We need to try and educate homeless people to move forward by placing expectations on what we expect of them in return for free shelter, health care, food and hygiene - just like Tiny Deane has started doing in Rotorua.
But we need to go further than what Deane is doing. In my opinion, we need to monitor welfare benefits so that money collected each week is allocated to rent or shelter, food and utilities instead of being spent on other items, including cigarettes, drugs and alcohol.
If we expect our homeless community to work for handouts then we are teaching them the importance and value of self-worth rather than continuing to offer sticking-plaster solutions.
I would like to see homeless people being able to learn life skills through programmes that actually get them off the streets – not help keep them there.
This street homeless problem is getting bigger and it is time for significant investment from councils and central government to fund such programmes and put a structure in place where accountability is a major part of the solution.

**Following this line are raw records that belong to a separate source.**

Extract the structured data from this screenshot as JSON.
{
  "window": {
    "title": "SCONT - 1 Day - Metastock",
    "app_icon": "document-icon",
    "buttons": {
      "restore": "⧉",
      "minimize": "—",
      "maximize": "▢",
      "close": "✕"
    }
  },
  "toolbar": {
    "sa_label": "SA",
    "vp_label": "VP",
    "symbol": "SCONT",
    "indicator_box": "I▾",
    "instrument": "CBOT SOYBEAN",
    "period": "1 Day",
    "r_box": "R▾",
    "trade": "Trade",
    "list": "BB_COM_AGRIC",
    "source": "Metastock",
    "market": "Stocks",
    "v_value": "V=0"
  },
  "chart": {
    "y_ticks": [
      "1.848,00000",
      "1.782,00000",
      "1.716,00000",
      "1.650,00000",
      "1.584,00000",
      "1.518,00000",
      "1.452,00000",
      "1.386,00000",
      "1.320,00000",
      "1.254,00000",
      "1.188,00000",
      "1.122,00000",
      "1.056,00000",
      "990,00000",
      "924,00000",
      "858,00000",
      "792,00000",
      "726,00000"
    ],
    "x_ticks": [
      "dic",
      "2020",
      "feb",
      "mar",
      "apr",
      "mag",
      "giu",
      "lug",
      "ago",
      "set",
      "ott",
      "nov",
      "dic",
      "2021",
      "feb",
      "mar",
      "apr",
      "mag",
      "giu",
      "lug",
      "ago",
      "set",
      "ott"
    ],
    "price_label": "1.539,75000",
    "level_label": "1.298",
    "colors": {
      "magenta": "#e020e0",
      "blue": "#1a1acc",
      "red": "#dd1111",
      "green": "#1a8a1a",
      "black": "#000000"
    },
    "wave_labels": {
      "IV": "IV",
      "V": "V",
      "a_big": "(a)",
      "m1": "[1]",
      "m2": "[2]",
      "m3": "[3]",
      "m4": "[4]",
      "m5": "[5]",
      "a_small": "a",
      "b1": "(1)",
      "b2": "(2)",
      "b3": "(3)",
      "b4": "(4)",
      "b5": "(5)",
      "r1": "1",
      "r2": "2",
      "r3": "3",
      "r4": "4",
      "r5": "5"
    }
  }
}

Importantly, we need to put more resources into helping those homeless people with mental health and addiction issues, so we can give them targeted support and ultimately get them off the streets.
Otherwise, I fear that as cities we will simply grow the homeless problem by making it too easy for people to take to the streets.
The Labour Government has allocated $300m to get homeless out of motels, announcing as of February 13 that this funding package aims to reduce the use of motels as emergency accommodation. The rest of the funding will be aimed at reducing homeless numbers by offering more access to budgeting, mental health and welfare support services to support those already in housing to be able to keep their rentals.
That's great - but how is this helping the homeless people we see on the streets?
The time for big-thinking change is now. Not 10 years down the track.